The world’s number one poker player has just been relegated. Not by a person, but by a computer, of course. A team of scientists is reporting in Science that they have essentially solved a type of Texas Hold ‘em poker by developing a computer program that cannot be beaten, at least in a human lifetime.
While this has been achieved previously for simpler games, such as Connect Four, this is the first time that scientists have solved a game in which some information is concealed from the players. Not only could this technology help poker players step up their game, but it could also have a diverse range of applications in situations requiring complex decision-making, such as security and medicine.

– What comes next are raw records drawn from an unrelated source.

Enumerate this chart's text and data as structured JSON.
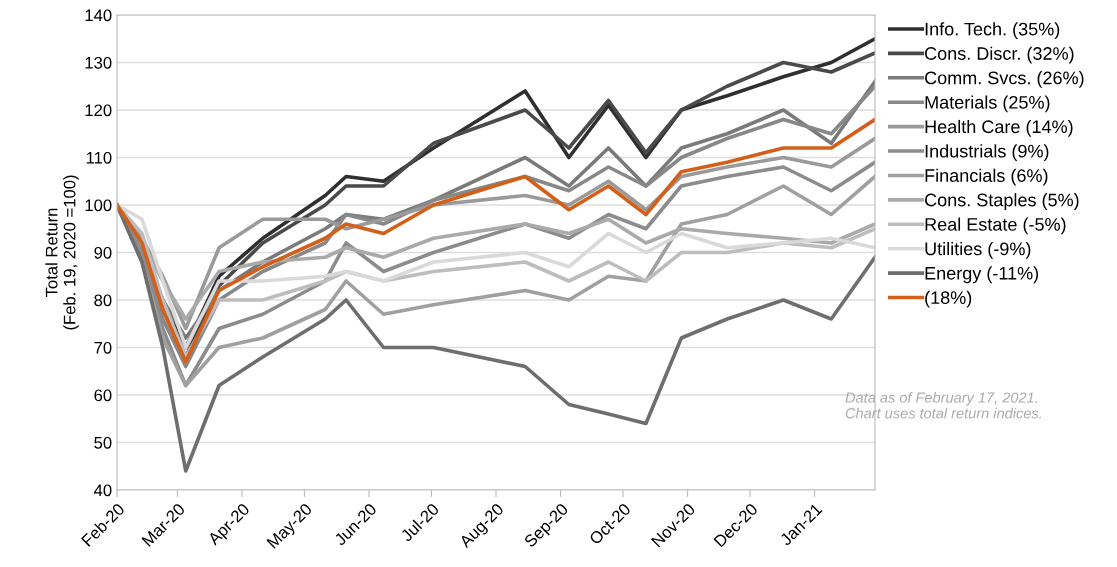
{
  "chart_data": {
    "type": "line",
    "ylabel": "Total Return\n(Feb. 19, 2020 =100)",
    "x": [
      "2020-02-19",
      "2020-03-02",
      "2020-03-12",
      "2020-03-23",
      "2020-04-08",
      "2020-04-29",
      "2020-05-29",
      "2020-06-08",
      "2020-06-26",
      "2020-07-20",
      "2020-09-02",
      "2020-09-23",
      "2020-10-12",
      "2020-10-30",
      "2020-11-16",
      "2020-12-08",
      "2021-01-04",
      "2021-01-27",
      "2021-02-17"
    ],
    "series": [
      {
        "name": "Info. Tech. (35%)",
        "color": "#2f2f2f",
        "values": [
          100,
          90,
          80,
          70,
          85,
          93,
          102,
          106,
          105,
          112,
          124,
          110,
          121,
          110,
          120,
          123,
          127,
          130,
          135
        ]
      },
      {
        "name": "Cons. Discr. (32%)",
        "color": "#4a4a4a",
        "values": [
          100,
          90,
          78,
          68,
          83,
          92,
          100,
          104,
          104,
          113,
          120,
          112,
          122,
          111,
          120,
          125,
          130,
          128,
          132
        ]
      },
      {
        "name": "Comm. Svcs. (26%)",
        "color": "#7a7a7a",
        "values": [
          100,
          92,
          80,
          72,
          82,
          88,
          95,
          98,
          97,
          101,
          110,
          104,
          112,
          104,
          112,
          115,
          120,
          113,
          126
        ]
      },
      {
        "name": "Materials (25%)",
        "color": "#888888",
        "values": [
          100,
          90,
          76,
          66,
          80,
          86,
          92,
          98,
          96,
          101,
          106,
          103,
          108,
          104,
          110,
          114,
          118,
          115,
          125
        ]
      },
      {
        "name": "Health Care (14%)",
        "color": "#9a9a9a",
        "values": [
          100,
          93,
          85,
          74,
          91,
          97,
          97,
          95,
          97,
          100,
          102,
          100,
          105,
          99,
          106,
          108,
          110,
          108,
          114
        ]
      },
      {
        "name": "Industrials (9%)",
        "color": "#8c8c8c",
        "values": [
          100,
          90,
          74,
          62,
          74,
          77,
          84,
          92,
          86,
          90,
          96,
          93,
          98,
          95,
          104,
          106,
          108,
          103,
          109
        ]
      },
      {
        "name": "Financials (6%)",
        "color": "#a0a0a0",
        "values": [
          100,
          88,
          72,
          62,
          70,
          72,
          78,
          84,
          77,
          79,
          82,
          80,
          85,
          84,
          96,
          98,
          104,
          98,
          106
        ]
      },
      {
        "name": "Cons. Staples (5%)",
        "color": "#aaaaaa",
        "values": [
          100,
          92,
          84,
          76,
          86,
          88,
          89,
          91,
          89,
          93,
          96,
          94,
          97,
          92,
          95,
          94,
          93,
          92,
          96
        ]
      },
      {
        "name": "Real Estate (-5%)",
        "color": "#bdbdbd",
        "values": [
          100,
          94,
          80,
          68,
          80,
          80,
          84,
          86,
          84,
          86,
          88,
          84,
          88,
          84,
          90,
          90,
          92,
          91,
          95
        ]
      },
      {
        "name": "Utilities (-9%)",
        "color": "#d9d9d9",
        "values": [
          100,
          97,
          84,
          70,
          84,
          84,
          85,
          86,
          84,
          88,
          90,
          87,
          94,
          90,
          94,
          91,
          92,
          93,
          91
        ]
      },
      {
        "name": "Energy (-11%)",
        "color": "#6e6e6e",
        "values": [
          100,
          88,
          70,
          44,
          62,
          68,
          76,
          80,
          70,
          70,
          66,
          58,
          56,
          54,
          72,
          76,
          80,
          76,
          89
        ]
      },
      {
        "name": "(18%)",
        "color": "#d2601a",
        "values": [
          100,
          92,
          78,
          67,
          82,
          87,
          93,
          96,
          94,
          100,
          106,
          99,
          104,
          98,
          107,
          109,
          112,
          112,
          118
        ]
      }
    ],
    "xlim": [
      "2020-02-19",
      "2021-02-17"
    ],
    "xticks": [
      {
        "value": "2020-02-19",
        "label": "Feb-20"
      },
      {
        "value": "2020-03-19",
        "label": "Mar-20"
      },
      {
        "value": "2020-04-19",
        "label": "Apr-20"
      },
      {
        "value": "2020-05-19",
        "label": "May-20"
      },
      {
        "value": "2020-06-19",
        "label": "Jun-20"
      },
      {
        "value": "2020-07-19",
        "label": "Jul-20"
      },
      {
        "value": "2020-08-19",
        "label": "Aug-20"
      },
      {
        "value": "2020-09-19",
        "label": "Sep-20"
      },
      {
        "value": "2020-10-19",
        "label": "Oct-20"
      },
      {
        "value": "2020-11-19",
        "label": "Nov-20"
      },
      {
        "value": "2020-12-19",
        "label": "Dec-20"
      },
      {
        "value": "2021-01-19",
        "label": "Jan-21"
      }
    ],
    "ylim": [
      40,
      140
    ],
    "yticks": [
      40,
      50,
      60,
      70,
      80,
      90,
      100,
      110,
      120,
      130,
      140
    ],
    "grid": "y",
    "legend": "right",
    "line_style": "solid",
    "marker": "none",
    "annotations": [
      "Data as of February 17, 2021.\nChart uses total return indices."
    ]
  }
}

The algorithm developed is specific to one variety of poker, and it can still lose hands if dealt bad cards just like the opponent. In computer science lingo, it’s what is referred to as a “weak” solution. However, as Motherboard explains, it will minimize its losses as best is mathematically possible and will gradually wipe you clean of your chips by making the “perfect” decision in any given scenario. So, even if you fancy enduring 60 million hands with the program, it will still beat you.
There are many different types of poker, but all of them exhibit something called imperfect information, where something about the game is concealed from the players, such as an opponent’s cards. Scientists have previously solved perfect-information games, such as checkers, where all the information is there in front of you, but imperfect-information games are considerably more challenging.
Poker is a complex game, involving uncertainty, randomness, luck and bluffing, and Texas Hold ‘em—the most popular variety—is no exception. However, a simpler version of it exists, called heads-up limit, where there are only two players, fixed bet sizes and a fixed number of raises. That’s why scientists from the University of Alberta decided to select this game for their algorithm.
For their study, the researchers improved upon a previously developed algorithm called counterfactual regret minimization (CFR). Regret minimization basically involves reviewing past moves and examining whether making a different decision, such as raising, folding or calling, could have resulted in a better outcome. The computer then calculates how much it lost because of a particular move, and stores that as a regret value. This is then applied to each opportunity that the computer has to make that same decision, so that losses can be avoided.
After using 4,000 central processing units for two months, which is the equivalent of around 1,000 years of computing time, to practice against itself in hundreds of thousands of rounds, the computer gradually improved and developed better solutions. The regrets then became so small that it couldn’t be beaten in a human lifetime.
While this may all seem like fun and games, the algorithms could actually have a wide range of important applications. For example, it could be developed to assist airport checkpoints, or to aid doctors in decision-making where different possible outcomes from treatment need to be assessed.